Germany

Sollten russische Propagandajournalisten getötet werden?

Moskaus Sicherheitsdienste haben nach eigenen Angaben sechs „Neonazis“ festgenommen, die angeblich von der Ukraine beauftragt wurden, Vertreter russischer Staatsmedien zu töten. Russlands interner Geheimdienst FSB gab am Montag bekannt, dass der ukrainische Geheimdienst SBU hinter den geplanten Anschlägen stecke. Trotz einiger veröffentlichter Videos konnten die Angaben nicht verifiziert werden.

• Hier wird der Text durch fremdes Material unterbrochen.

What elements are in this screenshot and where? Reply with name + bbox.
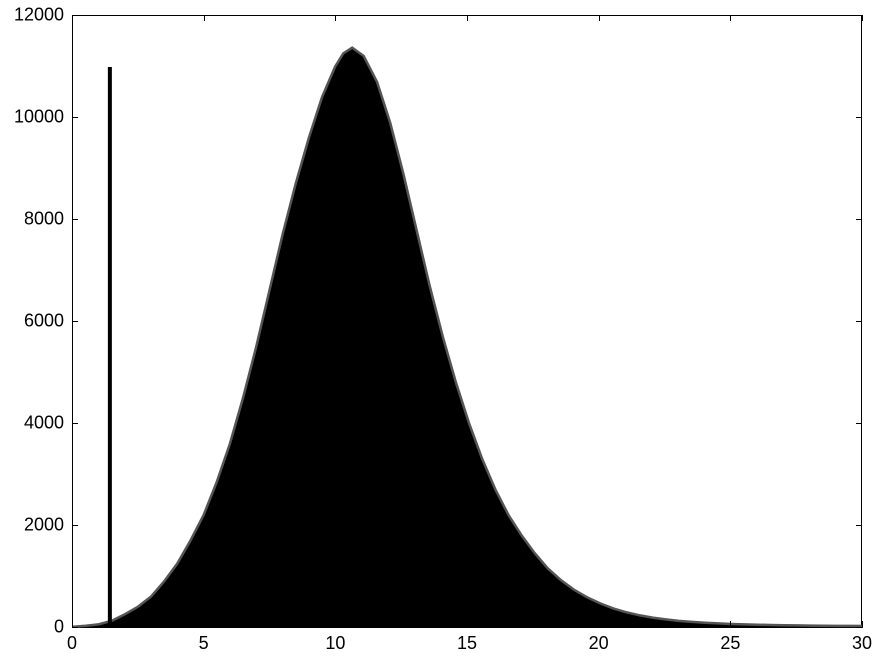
x-tick-label: 25: [720, 633, 740, 654]
y-tick-mark: [856, 321, 862, 322]
x-tick-label: 5: [199, 633, 209, 654]
x-tick-label: 10: [325, 633, 345, 654]
y-tick-mark: [72, 423, 78, 424]
x-tick-mark: [730, 15, 731, 21]
plot-svg: [73, 16, 863, 628]
y-tick-mark: [856, 219, 862, 220]
y-tick-label: 8000: [0, 209, 64, 230]
x-tick-mark: [204, 621, 205, 627]
x-tick-label: 15: [457, 633, 477, 654]
y-tick-label: 4000: [0, 413, 64, 434]
x-tick-mark: [204, 15, 205, 21]
x-tick-mark: [862, 621, 863, 627]
x-tick-mark: [335, 621, 336, 627]
y-tick-mark: [72, 15, 78, 16]
y-tick-mark: [856, 627, 862, 628]
y-tick-mark: [72, 627, 78, 628]
x-tick-mark: [335, 15, 336, 21]
distribution-chart: 0 5 10 15 20 25 30 0 2000 4000 6000 8000 10000 12000: [0, 0, 877, 662]
y-tick-mark: [72, 219, 78, 220]
y-tick-label: 10000: [0, 107, 64, 128]
x-tick-label: 30: [852, 633, 872, 654]
x-tick-mark: [599, 621, 600, 627]
y-tick-mark: [856, 117, 862, 118]
y-tick-mark: [856, 15, 862, 16]
x-tick-label: 0: [67, 633, 77, 654]
x-tick-mark: [862, 15, 863, 21]
y-tick-mark: [72, 525, 78, 526]
y-tick-mark: [856, 525, 862, 526]
y-tick-label: 2000: [0, 515, 64, 536]
plot-area: [72, 15, 862, 627]
x-tick-mark: [599, 15, 600, 21]
x-tick-mark: [467, 621, 468, 627]
x-tick-label: 20: [589, 633, 609, 654]
y-tick-mark: [856, 423, 862, 424]
y-tick-mark: [72, 321, 78, 322]
y-tick-label: 6000: [0, 311, 64, 332]
y-tick-mark: [72, 117, 78, 118]
x-tick-mark: [730, 621, 731, 627]
y-tick-label: 12000: [0, 5, 64, 26]
x-tick-mark: [467, 15, 468, 21]
y-tick-label: 0: [0, 617, 64, 638]
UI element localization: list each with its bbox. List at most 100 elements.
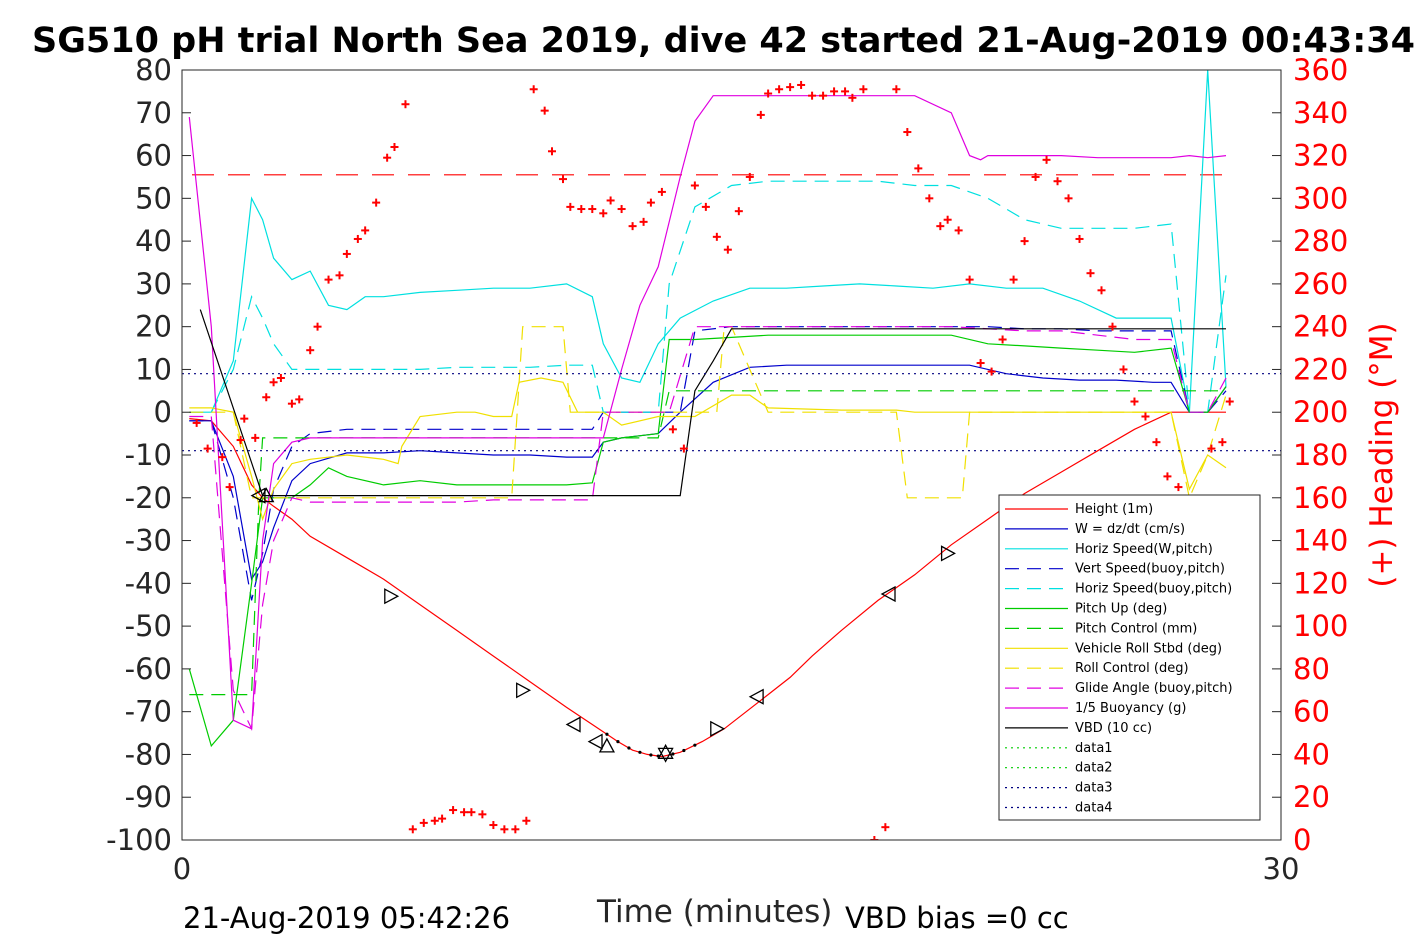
heading-marker <box>599 209 608 218</box>
left-tick-label: -10 <box>125 438 172 472</box>
heading-marker <box>419 818 428 827</box>
right-tick-label: 360 <box>1293 53 1348 87</box>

Präsident Wladimir Putin hat die Geschichte aufgegriffen und vom Sturz einer Terrorgruppe gesprochen. Fernsehmoderator Wladimir Solowjow, 58, soll getötet worden sein, sagte er bei einem Treffen mit der Generalstaatsanwaltschaft.

In Kiew kündigte der SBU an, sich zu diesen Fantasien der russischen Geheimdienste nicht zu äußern. Der von der EU und Kanada sanktionierte Solovyov ist einer der wichtigsten Propagandisten des Kremls im russischen Staatsfernsehen. Ukraine- und Kreml-Gegner nennen ihn einen “Räuber”.

Sprengstoff gefunden

Zur Gruppe gehören auch CEO Dmitry Kiselyov und Chefredakteurin Margarita Simonyan des staatlichen Medienunternehmens RT (ehemals Russia Today). Sie und die Mediensprecherin Olga Skabeeva wurden ebenfalls als potenzielle Ziele von Angriffen identifiziert.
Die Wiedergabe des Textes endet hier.